FPI / August 23, 2019
By Christopher Sparks
In the 1984 classic Footloose (and the 2011 remake), dancing is prohibited in the small town that city boy Ren McCormack moves to.
In the 2019 version of Footloose, the Left is moving to ban former Trump White House Press Secretary Sean Spicer from dancing on the ABC show Dancing with the Stars (DWTS).
In the original movie, Rev. Shaw Moore proclaims: “These dances and this kind of music can be destructive, and, uh, Ren, I'm afraid you're going to find most of the people in our community are gonna agree with me on this.”
Stepping in to fill the Rev. Shaw Moore role in 2019’s Footloose is CNN’s Brian Stelter, who said Spicer’s Ren-like audacity to dance deserves “outrage and backlash.”
Filling the roles of town council members intent on shutting down Spicer’s rebellious effort to dance are NBC, The Independent and Variety.
As National Review’s Katherine Timpf noted in an Aug. 22 op-ed, a piece on NBC’s website called Spicer’s invitation to dance “an embarrassment to ABC and a slap in the face to journalists.”
A piece in The Independent stated that Spicer “should be on a permanent public blacklist, not in a televised waltz.”
A piece in Variety declared that “Spicer’s previous life as a professional liar should really disqualify him from public life, period.”
If Spicer was holding out for a hero, he may have found one in fellow DWTS contestant and Queer Eye co-host Karamo Brown.
Brown told Access Hollywood: “Sean Spicer and I have been talking.
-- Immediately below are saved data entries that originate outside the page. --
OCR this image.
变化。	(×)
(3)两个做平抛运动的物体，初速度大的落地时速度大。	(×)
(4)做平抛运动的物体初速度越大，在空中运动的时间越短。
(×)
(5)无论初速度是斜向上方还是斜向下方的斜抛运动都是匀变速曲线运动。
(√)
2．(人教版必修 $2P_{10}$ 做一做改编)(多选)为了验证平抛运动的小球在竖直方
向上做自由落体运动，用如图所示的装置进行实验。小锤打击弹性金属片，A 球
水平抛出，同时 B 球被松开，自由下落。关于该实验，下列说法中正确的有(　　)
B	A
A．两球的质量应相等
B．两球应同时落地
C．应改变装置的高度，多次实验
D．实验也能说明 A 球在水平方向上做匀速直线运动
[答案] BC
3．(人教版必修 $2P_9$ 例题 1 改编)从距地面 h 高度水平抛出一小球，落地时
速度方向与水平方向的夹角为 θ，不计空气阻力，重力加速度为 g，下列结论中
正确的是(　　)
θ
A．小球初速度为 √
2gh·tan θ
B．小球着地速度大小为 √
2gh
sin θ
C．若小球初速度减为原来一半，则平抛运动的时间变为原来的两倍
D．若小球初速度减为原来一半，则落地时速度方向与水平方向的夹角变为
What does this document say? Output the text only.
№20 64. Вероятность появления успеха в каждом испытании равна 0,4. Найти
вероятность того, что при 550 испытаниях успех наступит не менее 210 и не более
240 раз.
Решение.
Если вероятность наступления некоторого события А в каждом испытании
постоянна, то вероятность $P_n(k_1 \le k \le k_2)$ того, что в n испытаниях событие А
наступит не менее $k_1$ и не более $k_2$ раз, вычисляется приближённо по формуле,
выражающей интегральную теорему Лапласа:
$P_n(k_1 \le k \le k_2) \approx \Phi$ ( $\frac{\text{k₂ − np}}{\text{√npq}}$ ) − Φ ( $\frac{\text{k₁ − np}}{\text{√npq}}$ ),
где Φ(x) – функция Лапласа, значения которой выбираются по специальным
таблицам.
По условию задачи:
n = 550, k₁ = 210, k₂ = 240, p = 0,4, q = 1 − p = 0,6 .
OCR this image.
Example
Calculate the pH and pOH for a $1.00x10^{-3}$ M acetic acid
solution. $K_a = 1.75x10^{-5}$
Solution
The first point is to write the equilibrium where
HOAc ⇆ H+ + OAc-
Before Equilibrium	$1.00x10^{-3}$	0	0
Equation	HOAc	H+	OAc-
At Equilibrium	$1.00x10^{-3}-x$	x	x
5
Yeah, like, literally I was most excited to meet him because, like, the thing is, people would look at us and think that we’re polar opposites, but I’m a big believer that, if you can talk to someone and meet in the middle, you can learn about each other and help each other both grow. We have been chatting all day today, like, he’s a good guy, a really sweet guy.”
For his effort to meet Spicer in the middle, Brown was barraged by hate-filled tweets from leftists taking on the Footloose roles of book-burning townspeople who want the ban on evil dancing to continue.
Brown later disabled his Twitter account after the backlash.
Though it’s not known if he did an angry dance in a dusty warehouse to blow off steam, Spicer shot back at those calling for the dance ban.
“I’m very comfortable with who I am,” Spicer told Mediaite after a New York Times critic and DWTS host Tom Bergeron protested his inclusion on the show.
“I’ve never really cared what they think,” Spicer said of The Times. “I’m not going to care now.”
Spicer told Fox News in a statement: “I think Tom has been a great host. And I firmly believe when the season is over he’s probably going to realize bringing a diverse group of people together, who can interact in a fun, civil and respectful way, is actually a way we can move the country forward in a positive way. And it will make this show an example of how Americans can disagree about politics and tune into good entertainment shows and keep their politics at bay.”
President Donald Trump tweeted on Aug. 22: “Just heard that Sean Spicer will be on “Dancing with the Stars.” He will do great. A terrific person who loves our Country dearly!”
As Timpf noted for National Review: “In any case, all of the people who have written these scathing, the-sky-is-falling tweets and think-pieces about this non-issue issue are really only ensuring that more people watch. DWTS had been something that most people had forgotten about, and yet they’ve somehow managed to give it more gravitas than the Super Bowl. They may think there will be a boycott, but I bet there will be more people tuning in — whether to cheer on Spicer or to make fun of him — and what more could ABC (and Spicer himself) really ask for from all of this?”
If Spicer does survive the Stelter-led leftist angry mob and makes it onto the DWTS stage, an appropriate first number for him might just be “Let’s Hear It for the Boy”.